From a signal processing standpoint, bee bioacoustic signals can be modeled as time-domain signals with event-dependent spectral and temporal features within a limited frequency range. However, there are issues with data scarcity and class imbalance that impede robust statistical learning because real-world recordings are frequently scarce, tainted by noise, and unevenly distributed across events.

From a machine learning perspective, the task can be formulated as learning an underlying probability distribution that governs event-specific bee acoustic signals, such that new samples drawn from this distribution preserve both global spectral properties and local temporal dynamics.
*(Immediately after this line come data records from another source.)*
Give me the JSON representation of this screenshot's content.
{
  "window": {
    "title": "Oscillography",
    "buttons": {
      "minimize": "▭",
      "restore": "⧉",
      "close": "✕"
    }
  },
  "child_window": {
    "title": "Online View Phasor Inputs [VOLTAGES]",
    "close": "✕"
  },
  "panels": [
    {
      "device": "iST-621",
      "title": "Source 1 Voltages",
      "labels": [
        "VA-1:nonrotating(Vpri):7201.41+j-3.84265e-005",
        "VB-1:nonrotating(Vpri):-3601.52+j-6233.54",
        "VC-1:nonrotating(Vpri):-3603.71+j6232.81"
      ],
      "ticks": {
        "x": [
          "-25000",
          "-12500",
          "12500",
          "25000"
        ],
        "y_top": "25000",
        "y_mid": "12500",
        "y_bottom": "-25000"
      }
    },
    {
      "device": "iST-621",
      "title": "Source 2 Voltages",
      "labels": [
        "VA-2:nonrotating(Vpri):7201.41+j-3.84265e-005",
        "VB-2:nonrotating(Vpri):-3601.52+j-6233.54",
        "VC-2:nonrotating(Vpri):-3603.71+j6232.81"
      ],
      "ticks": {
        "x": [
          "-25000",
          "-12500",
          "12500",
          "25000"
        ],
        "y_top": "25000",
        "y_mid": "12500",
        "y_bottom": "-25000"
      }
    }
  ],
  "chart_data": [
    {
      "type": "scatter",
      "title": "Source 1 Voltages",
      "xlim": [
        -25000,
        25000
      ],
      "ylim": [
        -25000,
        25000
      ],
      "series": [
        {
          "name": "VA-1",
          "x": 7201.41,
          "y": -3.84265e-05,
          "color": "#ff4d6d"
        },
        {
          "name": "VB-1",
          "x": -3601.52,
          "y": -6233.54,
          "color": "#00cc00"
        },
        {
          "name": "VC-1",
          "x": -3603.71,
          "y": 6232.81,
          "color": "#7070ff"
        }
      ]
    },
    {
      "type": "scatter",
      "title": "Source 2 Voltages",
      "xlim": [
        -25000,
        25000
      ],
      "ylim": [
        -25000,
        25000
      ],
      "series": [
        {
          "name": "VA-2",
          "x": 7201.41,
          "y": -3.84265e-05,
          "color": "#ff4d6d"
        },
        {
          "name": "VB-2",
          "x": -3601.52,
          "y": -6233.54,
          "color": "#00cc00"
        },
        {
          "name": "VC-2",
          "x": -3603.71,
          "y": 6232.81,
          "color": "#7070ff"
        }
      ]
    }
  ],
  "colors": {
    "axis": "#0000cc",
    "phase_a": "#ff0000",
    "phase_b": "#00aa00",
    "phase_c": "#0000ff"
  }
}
Generative Adversarial Networks (GANs), particularly WaveGAN, provide a data-driven mechanism for learning high-dimensional waveform distributions directly from raw audio and synthesize them. However, standard GAN-based approaches do not support to preserve temporal dependency constraints that are critical for biological signal realism.
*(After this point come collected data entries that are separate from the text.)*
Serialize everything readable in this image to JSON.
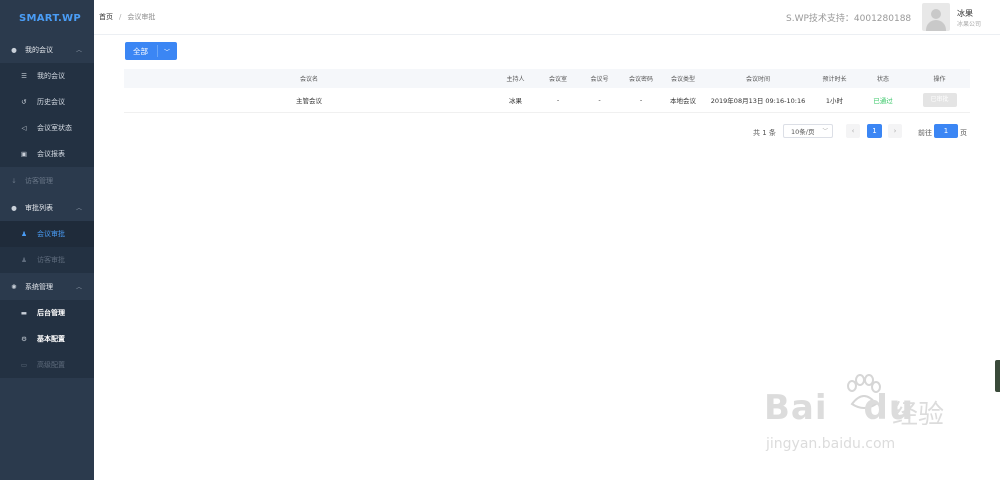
{
  "app": {
    "logo": "SMART.WP"
  },
  "sidebar": {
    "groups": [
      {
        "label": "我的会议",
        "items": [
          "我的会议",
          "历史会议",
          "会议室状态",
          "会议报表"
        ]
      },
      {
        "label": "访客管理"
      },
      {
        "label": "审批列表",
        "items": [
          "会议审批",
          "访客审批"
        ]
      },
      {
        "label": "系统管理",
        "items": [
          "后台管理",
          "基本配置",
          "高级配置"
        ]
      }
    ]
  },
  "header": {
    "breadcrumb": [
      "首页",
      "会议审批"
    ],
    "support": "S.WP技术支持：4001280188",
    "user_name": "冰果",
    "user_company": "冰果公司"
  },
  "filter": {
    "selected": "全部"
  },
  "table": {
    "columns": [
      "会议名",
      "主持人",
      "会议室",
      "会议号",
      "会议密码",
      "会议类型",
      "会议时间",
      "预计时长",
      "状态",
      "操作"
    ],
    "rows": [
      [
        "主管会议",
        "冰果",
        "-",
        "-",
        "-",
        "本地会议",
        "2019年08月13日 09:16-10:16",
        "1小时",
        "已通过",
        "已审批"
      ]
    ]
  },
  "pagination": {
    "total": "共 1 条",
    "page_size": "10条/页",
    "current": "1",
    "goto_label": "前往",
    "goto_value": "1",
    "goto_suffix": "页"
  },
  "watermark": {
    "brand": "Bai",
    "brand2": "du",
    "cn": "经验",
    "url": "jingyan.baidu.com"
  },
  "colors": {
    "sidebar": "#2b3a4d",
    "accent": "#3b86f4",
    "success": "#36c766"
  }
}
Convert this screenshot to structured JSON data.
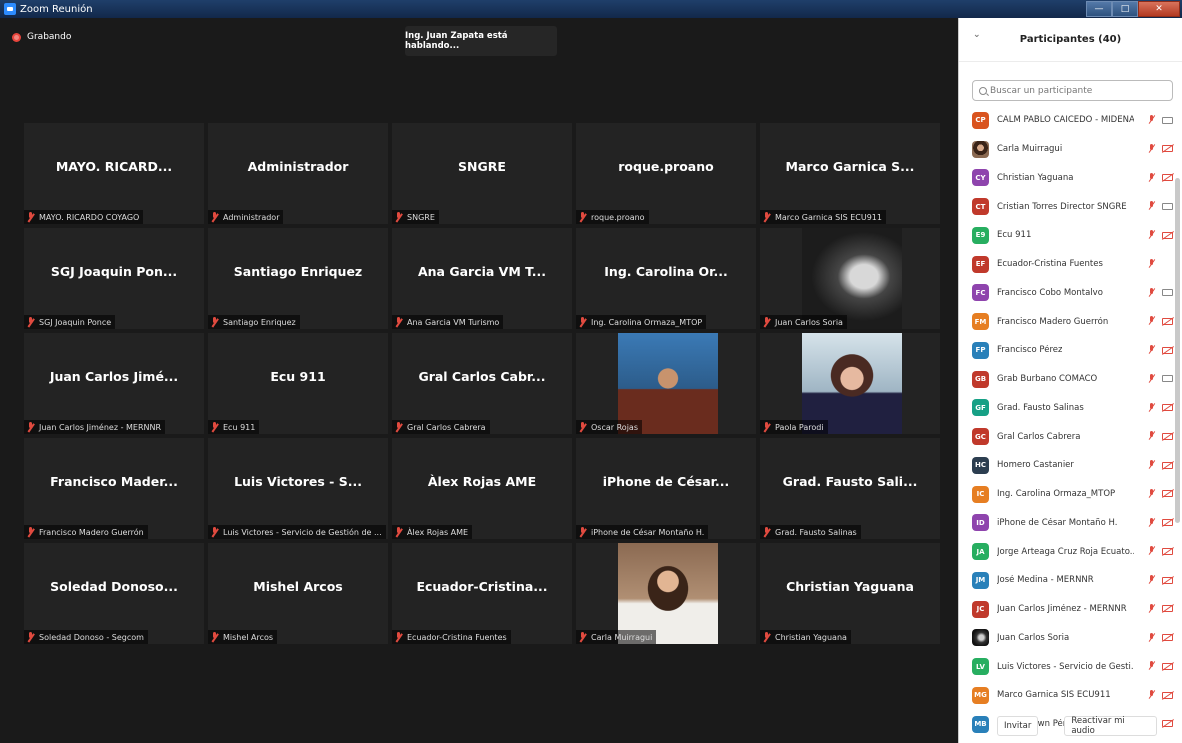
{
  "window": {
    "title": "Zoom Reunión"
  },
  "meeting": {
    "recording_label": "Grabando",
    "speaking_label": "Ing. Juan Zapata está hablando...",
    "tiles": [
      {
        "big": "MAYO. RICARD...",
        "label": "MAYO. RICARDO COYAGO"
      },
      {
        "big": "Administrador",
        "label": "Administrador"
      },
      {
        "big": "SNGRE",
        "label": "SNGRE"
      },
      {
        "big": "roque.proano",
        "label": "roque.proano"
      },
      {
        "big": "Marco Garnica S...",
        "label": "Marco Garnica SIS ECU911"
      },
      {
        "big": "SGJ Joaquin Pon...",
        "label": "SGJ Joaquin Ponce"
      },
      {
        "big": "Santiago Enriquez",
        "label": "Santiago Enriquez"
      },
      {
        "big": "Ana Garcia VM T...",
        "label": "Ana Garcia VM Turismo"
      },
      {
        "big": "Ing. Carolina Or...",
        "label": "Ing. Carolina Ormaza_MTOP"
      },
      {
        "big": "",
        "label": "Juan Carlos Soria",
        "photo": "juan"
      },
      {
        "big": "Juan Carlos Jimé...",
        "label": "Juan Carlos Jiménez - MERNNR"
      },
      {
        "big": "Ecu 911",
        "label": "Ecu 911"
      },
      {
        "big": "Gral Carlos Cabr...",
        "label": "Gral Carlos Cabrera"
      },
      {
        "big": "",
        "label": "Oscar Rojas",
        "photo": "oscar"
      },
      {
        "big": "",
        "label": "Paola Parodi",
        "photo": "paola"
      },
      {
        "big": "Francisco Mader...",
        "label": "Francisco Madero Guerrón"
      },
      {
        "big": "Luis Victores - S...",
        "label": "Luis Victores - Servicio de Gestión de ..."
      },
      {
        "big": "Àlex Rojas AME",
        "label": "Àlex Rojas AME"
      },
      {
        "big": "iPhone de César...",
        "label": "iPhone de César Montaño H."
      },
      {
        "big": "Grad. Fausto Sali...",
        "label": "Grad. Fausto Salinas"
      },
      {
        "big": "Soledad  Donoso...",
        "label": "Soledad Donoso - Segcom"
      },
      {
        "big": "Mishel Arcos",
        "label": "Mishel Arcos"
      },
      {
        "big": "Ecuador-Cristina...",
        "label": "Ecuador-Cristina Fuentes"
      },
      {
        "big": "",
        "label": "Carla Muirragui",
        "photo": "carla"
      },
      {
        "big": "Christian Yaguana",
        "label": "Christian Yaguana"
      }
    ]
  },
  "participants": {
    "title": "Participantes (40)",
    "search_placeholder": "Buscar un participante",
    "list": [
      {
        "initials": "CP",
        "color": "#d9531e",
        "name": "CALM PABLO CAICEDO - MIDENA",
        "video": "on"
      },
      {
        "initials": "",
        "color": "",
        "img": "img1",
        "name": "Carla Muirragui",
        "video": "off"
      },
      {
        "initials": "CY",
        "color": "#8e44ad",
        "name": "Christian Yaguana",
        "video": "off"
      },
      {
        "initials": "CT",
        "color": "#c0392b",
        "name": "Cristian Torres Director SNGRE",
        "video": "on"
      },
      {
        "initials": "E9",
        "color": "#27ae60",
        "name": "Ecu 911",
        "video": "off"
      },
      {
        "initials": "EF",
        "color": "#c0392b",
        "name": "Ecuador-Cristina Fuentes",
        "video": "none"
      },
      {
        "initials": "FC",
        "color": "#8e44ad",
        "name": "Francisco Cobo Montalvo",
        "video": "on"
      },
      {
        "initials": "FM",
        "color": "#e67e22",
        "name": "Francisco Madero Guerrón",
        "video": "off"
      },
      {
        "initials": "FP",
        "color": "#2980b9",
        "name": "Francisco Pérez",
        "video": "off"
      },
      {
        "initials": "GB",
        "color": "#c0392b",
        "name": "Grab Burbano COMACO",
        "video": "on"
      },
      {
        "initials": "GF",
        "color": "#16a085",
        "name": "Grad. Fausto Salinas",
        "video": "off"
      },
      {
        "initials": "GC",
        "color": "#c0392b",
        "name": "Gral Carlos Cabrera",
        "video": "off"
      },
      {
        "initials": "HC",
        "color": "#2c3e50",
        "name": "Homero Castanier",
        "video": "off"
      },
      {
        "initials": "IC",
        "color": "#e67e22",
        "name": "Ing. Carolina Ormaza_MTOP",
        "video": "off"
      },
      {
        "initials": "ID",
        "color": "#8e44ad",
        "name": "iPhone de César Montaño H.",
        "video": "off"
      },
      {
        "initials": "JA",
        "color": "#27ae60",
        "name": "Jorge Arteaga Cruz Roja Ecuato...",
        "video": "off"
      },
      {
        "initials": "JM",
        "color": "#2980b9",
        "name": "José Medina - MERNNR",
        "video": "off"
      },
      {
        "initials": "JC",
        "color": "#c0392b",
        "name": "Juan Carlos Jiménez - MERNNR",
        "video": "off"
      },
      {
        "initials": "",
        "color": "",
        "img": "img2",
        "name": "Juan Carlos Soria",
        "video": "off"
      },
      {
        "initials": "LV",
        "color": "#27ae60",
        "name": "Luis Victores - Servicio de Gesti...",
        "video": "off"
      },
      {
        "initials": "MG",
        "color": "#e67e22",
        "name": "Marco Garnica SIS ECU911",
        "video": "off"
      },
      {
        "initials": "MB",
        "color": "#2980b9",
        "name": "María Brown Pérez",
        "video": "off"
      }
    ],
    "invite_label": "Invitar",
    "unmute_label": "Reactivar mi audio"
  }
}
To address the limitations of existing synthetic data generation methods in bee bioacoustics, this study explores the integration of Markov Chains (MC) as a refinement stage based on Markov Chain theory. The refinement process formulates synthetic signal generation as a stochastic transition process, where each generated signal evolves toward the target real-data distribution through probabilistic acceptance governed by the Metropolis–Hastings algorithm. This MC process helps us to synthesize event-specific Bioacoustic signals generated by a specialized GAN variant, WaveGAN. MC is a well-established mathematical framework widely used in predictive modeling [30]. It has also been successfully integrated with GANs to better handle high-dimensional data and produce more realistic and reliable outputs [29,31]. However, to the best of our knowledge, the integration of MC with the WaveGAN approach remains underexplored in the context of Bee Bioacoustic signal generation. In this work, we aim to bridge this gap by addressing the challenges posed by limited high-quality datasets in real-world bee bioacoustics intelligence applications. Overall, considering the motivation outlined above, this study proposes a novel hybrid framework, termed MCWaveGAN, which extends the conventional WaveGAN architecture by introducing a Markov Chain-based refinement stage implemented via the Metropolis–Hastings algorithm to generate synthetic bee bioacoustic signals. Through this approach, this research focuses on addressing one of the main challenges of Bee Bioacoustics research and applications; the lack of quality and sufficient real-world data by generating synthetic signals. Unlike prior GAN-based audio synthesis approaches, the proposed method explicitly enforces temporal coherence and spectral consistency by probabilistically refining generated signals toward the distribution of real bee bioacoustic features. To the best of our knowledge, this is the first work to apply Markov Chain refinement to WaveGAN for event-specific bee bioacoustic signal generation, enabling significantly improved realism and downstream classification performance.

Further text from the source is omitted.